Now that a majority of 23 New York grand jurors have voted to indict him, presidential historians are debating whether Donald Trump finally can credibly claim to have won a popular vote. That aside, as the winds of accountability encircle Donald Trump, some Republican leaders seem to believe that the United States of America is so weak that the indictment of one man will bring down Old Glory herself.
To Mike Pence, the grand jury process, which is as red, white and blue as the Constitution, has resulted in an “outrage.” Sen. Lindsey Graham, R-S.C., termed the indictments “legal voodoo.” Speaker of the House Kevin McCarthy, R-Calif., claimed that the jurors have “weaponized our sacred system.” Presidential candidate Nikki Haley called the process a “political prosecution.” It is a “sham” said House Majority Leader Steve Scalise, R-La., while Rep. Jim Jordan, R-Ohio, tweeted, “Outrageous.”
Oh, grow up.
For those who don’t speak the language of political hypocrisy, I will translate each of their misty-eyed wailings as meaning: “As a Republican politician, I have to say this, or lose Trump’s base.” Sharp-eyed observers have noticed that Trump’s pseudo-supporters do not add that Trump was a great president.
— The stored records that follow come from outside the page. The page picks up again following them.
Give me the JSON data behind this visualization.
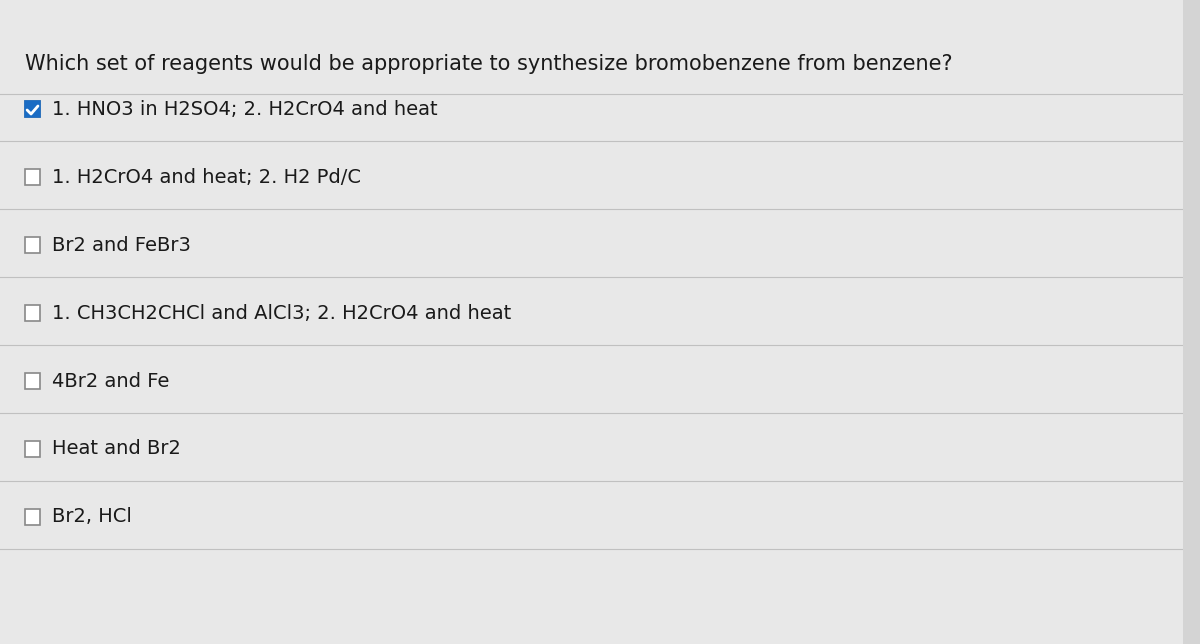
{
  "background_color": "#d4d4d4",
  "content_bg": "#e8e8e8",
  "question": "Which set of reagents would be appropriate to synthesize bromobenzene from benzene?",
  "options": [
    {
      "text": "1. HNO3 in H2SO4; 2. H2CrO4 and heat",
      "checked": true
    },
    {
      "text": "1. H2CrO4 and heat; 2. H2 Pd/C",
      "checked": false
    },
    {
      "text": "Br2 and FeBr3",
      "checked": false
    },
    {
      "text": "1. CH3CH2CHCl and AlCl3; 2. H2CrO4 and heat",
      "checked": false
    },
    {
      "text": "4Br2 and Fe",
      "checked": false
    },
    {
      "text": "Heat and Br2",
      "checked": false
    },
    {
      "text": "Br2, HCl",
      "checked": false
    }
  ],
  "question_fontsize": 15,
  "option_fontsize": 14,
  "text_color": "#1a1a1a",
  "checkbox_color": "#ffffff",
  "check_color": "#1a6cc4",
  "line_color": "#b0b0b0",
  "divider_color": "#c0c0c0"
}
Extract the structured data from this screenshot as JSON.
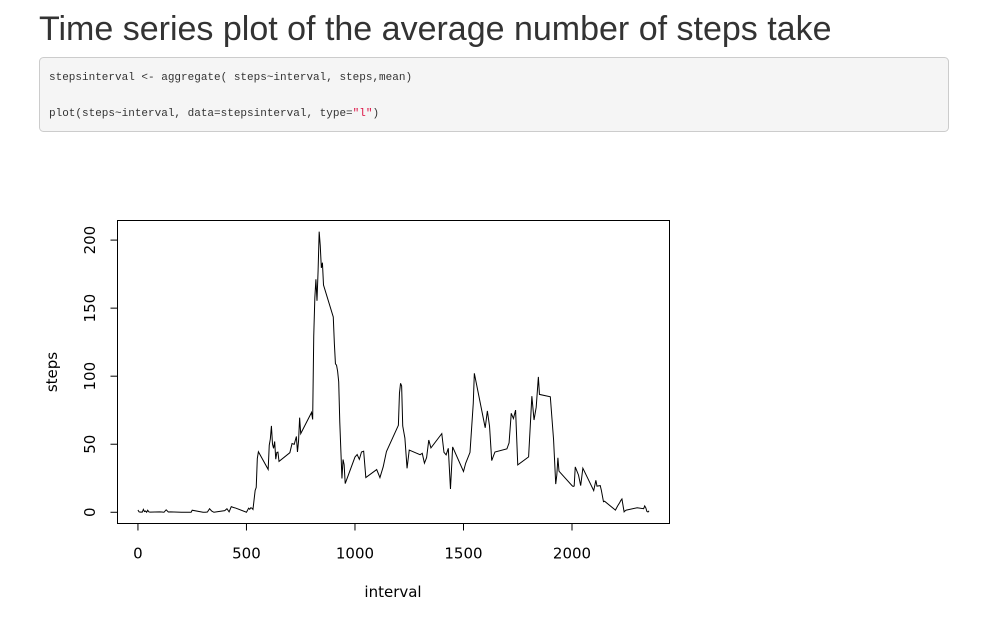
{
  "header": {
    "title": "Time series plot of the average number of steps take"
  },
  "code": {
    "lines": [
      [
        "stepsinterval <- aggregate( steps~interval, steps,mean)"
      ],
      [
        "plot(steps~interval, data=stepsinterval, type=",
        "\"l\"",
        ")"
      ]
    ]
  },
  "chart_data": {
    "type": "line",
    "x_label": "interval",
    "y_label": "steps",
    "color": "#000000",
    "xlim": [
      -94.2,
      2449.2
    ],
    "ylim": [
      -8.25,
      214.4
    ],
    "xticks": [
      0,
      500,
      1000,
      1500,
      2000
    ],
    "yticks": [
      0,
      50,
      100,
      150,
      200
    ],
    "x": [
      0,
      5,
      10,
      15,
      20,
      25,
      30,
      35,
      40,
      45,
      50,
      55,
      100,
      110,
      120,
      130,
      140,
      150,
      200,
      220,
      230,
      245,
      250,
      300,
      310,
      320,
      330,
      340,
      350,
      400,
      410,
      420,
      430,
      440,
      450,
      500,
      510,
      515,
      520,
      525,
      530,
      540,
      545,
      550,
      555,
      600,
      605,
      610,
      615,
      620,
      625,
      630,
      635,
      640,
      645,
      650,
      700,
      710,
      720,
      730,
      735,
      740,
      745,
      750,
      800,
      805,
      810,
      815,
      820,
      825,
      830,
      835,
      840,
      845,
      850,
      855,
      900,
      905,
      910,
      915,
      920,
      925,
      930,
      935,
      940,
      945,
      950,
      955,
      1000,
      1010,
      1020,
      1030,
      1040,
      1050,
      1100,
      1115,
      1130,
      1145,
      1200,
      1205,
      1210,
      1215,
      1220,
      1230,
      1240,
      1250,
      1300,
      1310,
      1320,
      1330,
      1340,
      1350,
      1400,
      1410,
      1420,
      1430,
      1440,
      1450,
      1500,
      1510,
      1530,
      1545,
      1550,
      1600,
      1610,
      1620,
      1630,
      1645,
      1700,
      1710,
      1720,
      1730,
      1740,
      1750,
      1800,
      1815,
      1825,
      1835,
      1845,
      1850,
      1900,
      1915,
      1925,
      1930,
      1935,
      1940,
      2000,
      2005,
      2010,
      2015,
      2030,
      2040,
      2050,
      2100,
      2110,
      2115,
      2130,
      2135,
      2145,
      2150,
      2200,
      2210,
      2220,
      2225,
      2230,
      2240,
      2245,
      2250,
      2300,
      2330,
      2335,
      2340,
      2345,
      2350,
      2355
    ],
    "values": [
      1.7,
      0.3,
      0.1,
      0.2,
      0.1,
      2.1,
      0.5,
      0.9,
      0,
      1.5,
      0.3,
      0.1,
      0.3,
      0.2,
      0,
      1.8,
      0.2,
      0.3,
      0,
      0,
      0,
      0,
      1.5,
      0,
      0,
      0.2,
      2.6,
      0.9,
      0,
      1.2,
      2.6,
      0.3,
      4.1,
      3.5,
      3.1,
      0,
      3.0,
      2.2,
      3.3,
      3.0,
      2.1,
      16,
      18.3,
      39.5,
      44.5,
      31.5,
      49.3,
      53.8,
      63.5,
      50,
      47,
      52,
      39,
      44,
      44.2,
      37.4,
      43.8,
      50.5,
      49.9,
      55.7,
      44.3,
      52.3,
      69.5,
      57.8,
      73.4,
      68.2,
      129.4,
      157.5,
      171.2,
      155.4,
      177.3,
      206.2,
      195.9,
      179.6,
      183.4,
      167.0,
      143.5,
      124.0,
      109.1,
      108.1,
      103.7,
      95.9,
      66.2,
      45.2,
      24.8,
      38.8,
      34.98,
      21.1,
      40.6,
      42.4,
      38.9,
      44.3,
      44.9,
      25.5,
      31.4,
      25.5,
      33.4,
      44.6,
      63.9,
      87.6,
      94.8,
      92.8,
      63.4,
      54.5,
      32.3,
      45.7,
      42.3,
      43.3,
      36.1,
      40.2,
      53.1,
      47.3,
      57.8,
      44.1,
      42.2,
      47.0,
      17.1,
      48.0,
      30.0,
      36.0,
      44.0,
      80,
      102.1,
      62.1,
      74.5,
      63.2,
      38.0,
      44.3,
      46.6,
      51.0,
      72.7,
      68.9,
      75.1,
      34.8,
      40.7,
      85.3,
      67.8,
      77.2,
      99.5,
      86.6,
      84.9,
      53.5,
      20.7,
      27.4,
      40.0,
      30.2,
      19.6,
      19.0,
      19.3,
      33.3,
      27.3,
      19.6,
      32.4,
      15.9,
      23.5,
      19.2,
      19.6,
      16.3,
      7.8,
      8.1,
      1.6,
      4.6,
      7.2,
      8.7,
      9.8,
      0.3,
      1.1,
      1.6,
      3.3,
      2.6,
      4.7,
      3.3,
      0.6,
      0.2,
      1.1
    ]
  }
}
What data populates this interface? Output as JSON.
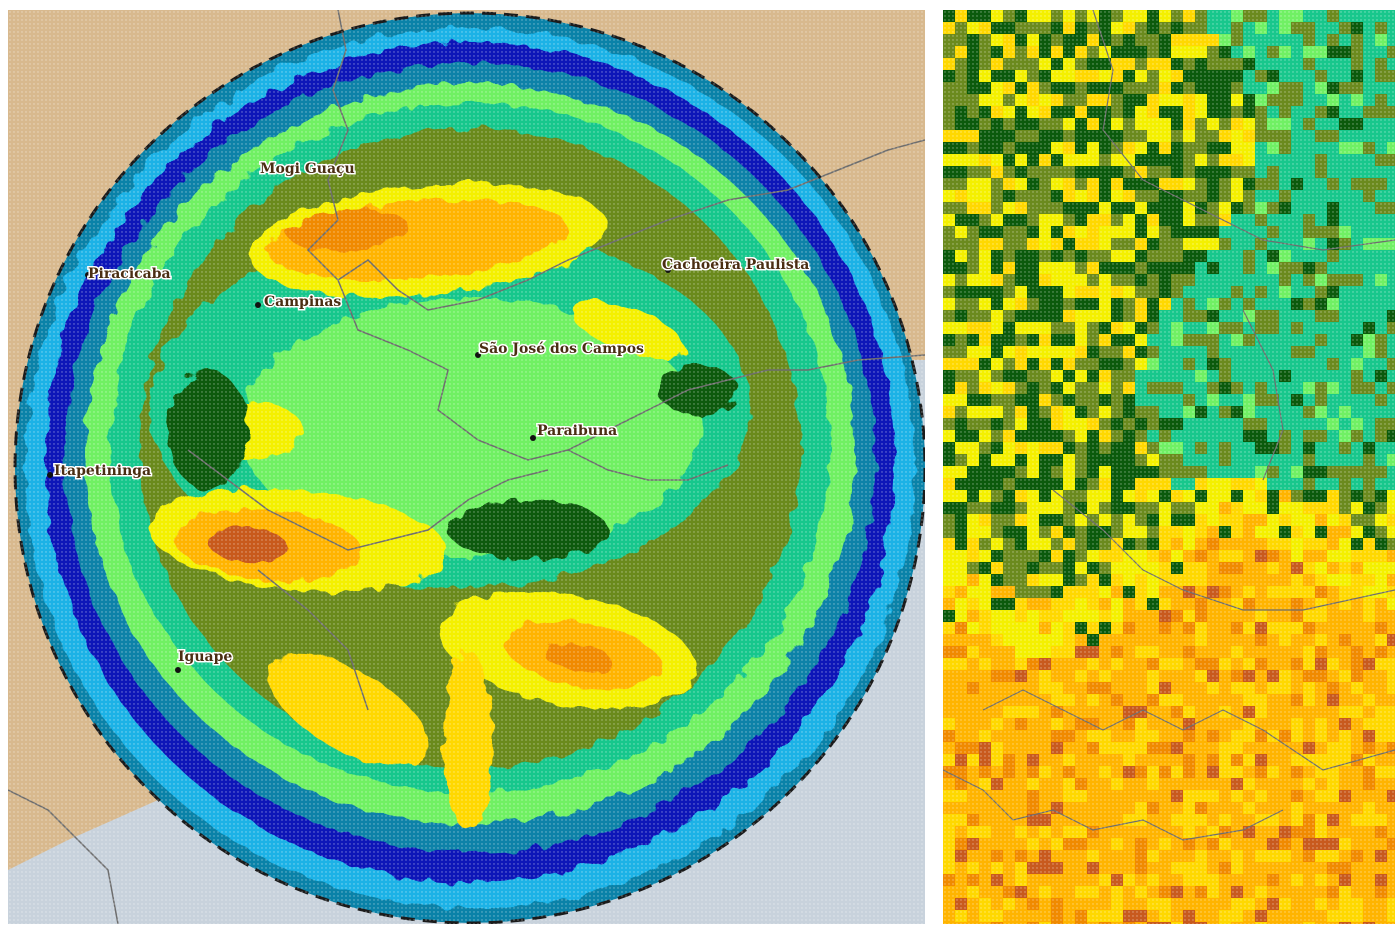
{
  "colors": {
    "land": "#d8b98e",
    "ocean": "#c8d2dc",
    "border": "#6e6e6e",
    "range_ring": "#1b1b1b",
    "levels": [
      "#c6f5f8",
      "#1ab2e6",
      "#0a82a8",
      "#0a14b8",
      "#19a070",
      "#18c78c",
      "#70f064",
      "#6b8a1e",
      "#0b5a0c",
      "#f4f000",
      "#ffd800",
      "#ffb400",
      "#f08a00",
      "#c85a1e"
    ]
  },
  "cities": [
    {
      "name": "Mogi Guaçu"
    },
    {
      "name": "Piracicaba"
    },
    {
      "name": "Campinas"
    },
    {
      "name": "Cachoeira Paulista"
    },
    {
      "name": "São José dos Campos"
    },
    {
      "name": "Paraibuna"
    },
    {
      "name": "Itapetininga"
    },
    {
      "name": "Iguape"
    }
  ]
}
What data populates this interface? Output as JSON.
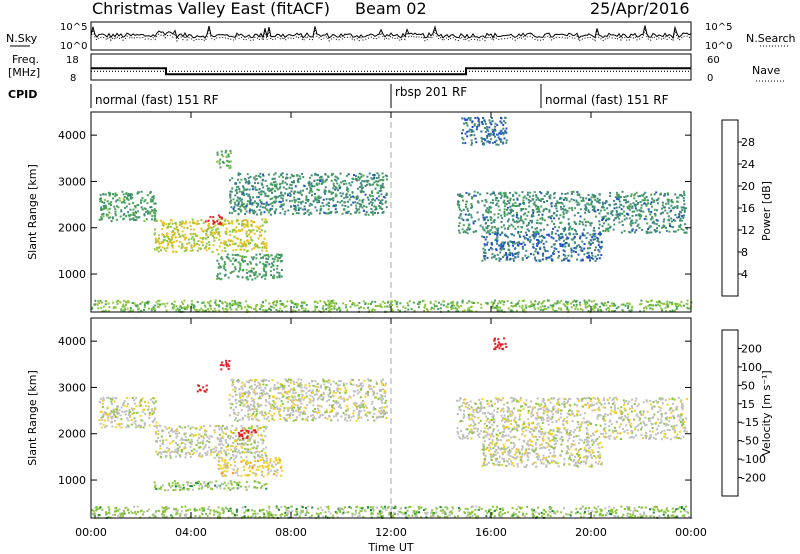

Some things are too nauseating for even his fake defenders to utter, evidently.
The term “weaponization” (of the legal system by Democrats) is Republicans’ latest tasty talking point. But it is Trump who has routinely availed himself of the legal system, weaponizing it to his own advantage. He has used bankruptcies to bail out his failed casinos. He has stiffed contractors who worked on his properties, knowing that many of them were unable to afford the lengthy court battle required to receive payment. He weaponized the legal system 60 times in fruitless protests of Joe Biden’s 2020 victory, then claimed the judges were all against him.
Trump convinced a friendly judge to appoint a special master in his stolen documents case, a judicial error that was overturned. After appointing toady William Barr as attorney general, Barr repaid the favor by undermining the Mueller Report. As the days of his term wound down, Trump hatched a scheme with soulless DOJ official Jeffrey Clark for Clark to send a lie-filled letter to swing-state legislatures imploring them to overturn Biden’s wins, based on (non-existent) voting irregularities. Threats of mass resignations by other top DOJ officials stopped the awful plot.
Notwithstanding predictions of doom, plenty of politicians have been indicted and convicted, and the sun still shined on the American Flag the next day. Scholars agree that Richard Nixon likely would have been indicted for illegally funneling campaign cash to the Watergate burglars, if Gerald Ford hadn’t pardoned him.
New Orleans Mayor Ray Nagen was handed 10 years in prison for scamming Hurricane Katrina relief funds and Louisiana’s Gov. Edwin Edwards served eight years for extorting millions for casino licenses. And Louisiana and its largest city moved forward anyway. A quartet of Illinois governors have gone to prison since 1968, Rod Blagojevich being the most recent, and that Midwestern state carries on.
In 1971, former West Virginia Gov. Wally Barron embarked on four years behind bars for having bribed the foreman of an earlier jury to acquit him of crimes that included setting up dummy companies to which state venders sent money. Former Gov. Arch Moore spent three years in lockup after he pled guilty to mail fraud, tax fraud, extortion and obstruction of Justice. Each time, the state survived. And America will survive and prosper (not to mention also be more secure), should Trump be convicted.
The cases of various crooked politicians were neither “outrages,” nor “weaponizations” nor “political prosecutions.” Rather, these were the holding to account of men who were criminals. If the individuals who rabidly defend Donald Trump would prefer taking up residence where politicians are not held accountable, Russia and North Korea come to mind.
Had New York’s grand jurors looked the other way, a real disaster would have occurred. That would have been the quiet demise of the once comforting phrase, “No one is above the law.”